All this was accounted for and with the lower purchase price I was still ahead if I had of purchased from a dealer. Just shop smart, Famous Four in Uk will be your friend, and find a good mechanic, not LR who will just empty your wallet. Had I got a new car for $50K it would already be worth 20% less now with 30K Kms, I could sell the D4 now for near 50 still. I too couldnt justify the Toyota price tag for 2nd hand.
carlschmid2002
29th May 2015, 01:26 PM
The ZF branch in Sydney (there are others in other major cities) were charging a standard price of $3950+GST to totally refurbish any European version (Fords are cheaper) of the 6HP gbox with new torque converter, new mechatronic, new clutch plates and various other components including some new shafts and filled with oil a couple of months ago. The cost of removing and replacing the gbox, dismantling, cleaning, re-assembling and supplying new seals and oil would make just replacing the stator bushes a very expensive exercise.

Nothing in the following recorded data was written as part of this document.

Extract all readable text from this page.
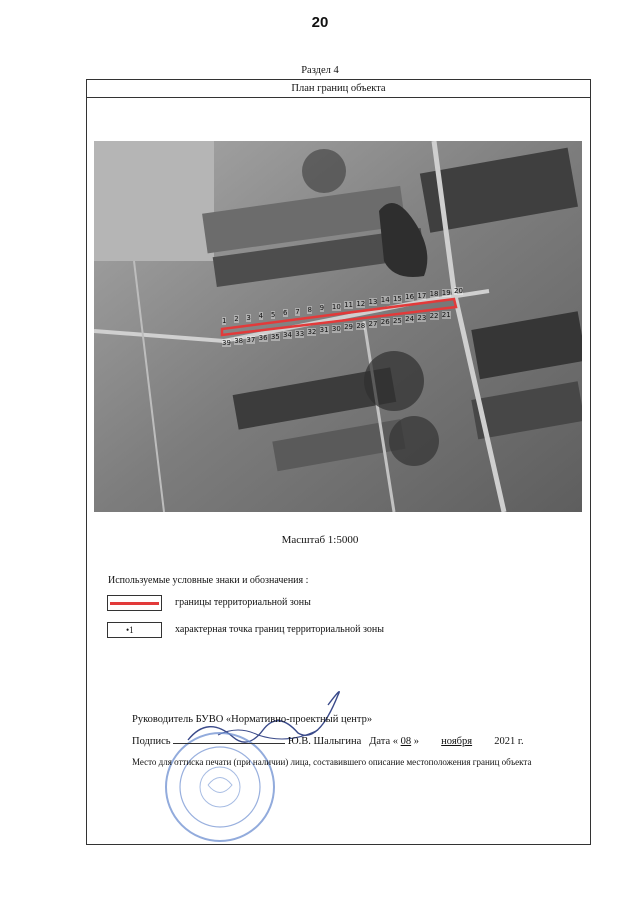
20
Раздел 4
План границ объекта
1 2 3 4 5 6 7 8 9 10 11 12 13 14 15 16 17 18 19 20
21
22
23
24
25
26
27
28
29
30
31
32
33
34
35
36
37
38
39
Масштаб 1:5000
Используемые условные знаки и обозначения :
границы территориальной зоны
•1	характерная точка границ территориальной зоны
Руководитель БУВО «Нормативно-проектный центр»
Подпись	Ю.В. Шалыгина Дата « 08 » ноября 2021 г.
Место для оттиска печати (при наличии) лица, составившего описание местоположения границ объекта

I live in Townsville and the closest ZF service is in Cairns but I think they do marine only. I am moving to Toowoomba at the end of the year ad if this offer still stands I would be keen to take advantage of it. My D3 V8 has done 190000kms and I am not sure if the trans has been serviced. I was going to take some photos underneath and ask this forum to see if it is the original pan. I might risk using it until the end of the year and getting the full service. Your thoughts.
Graeme
29th May 2015, 04:14 PM
The plastic pan has ribs along it whereas the steel pan has a flat bottom and rounded corners due to being pressed from sheet metal and has turned-up edges for strength. The screws for the plastic pan have large diameter heads (around 15mm?) to clamp against a metal sleeve in the pan holes whereas the steel pan screws are about 8mm.
By 190K kms its probably not worth disturbing unless its had a very easy life and isn't in the range of vehicles with the white-metal bushes, which being a 2005 model should not.
carlschmid2002
30th May 2015, 01:31 PM
I take it this is a metal pan. Torque scews are about 8mm.
Graeme
30th May 2015, 04:41 PM
Yes it indeed is a metal pan and has the stainless steel small head screws.
Now done 190K and has a metal pan so IMO very worthwhile getting the oil changed asap.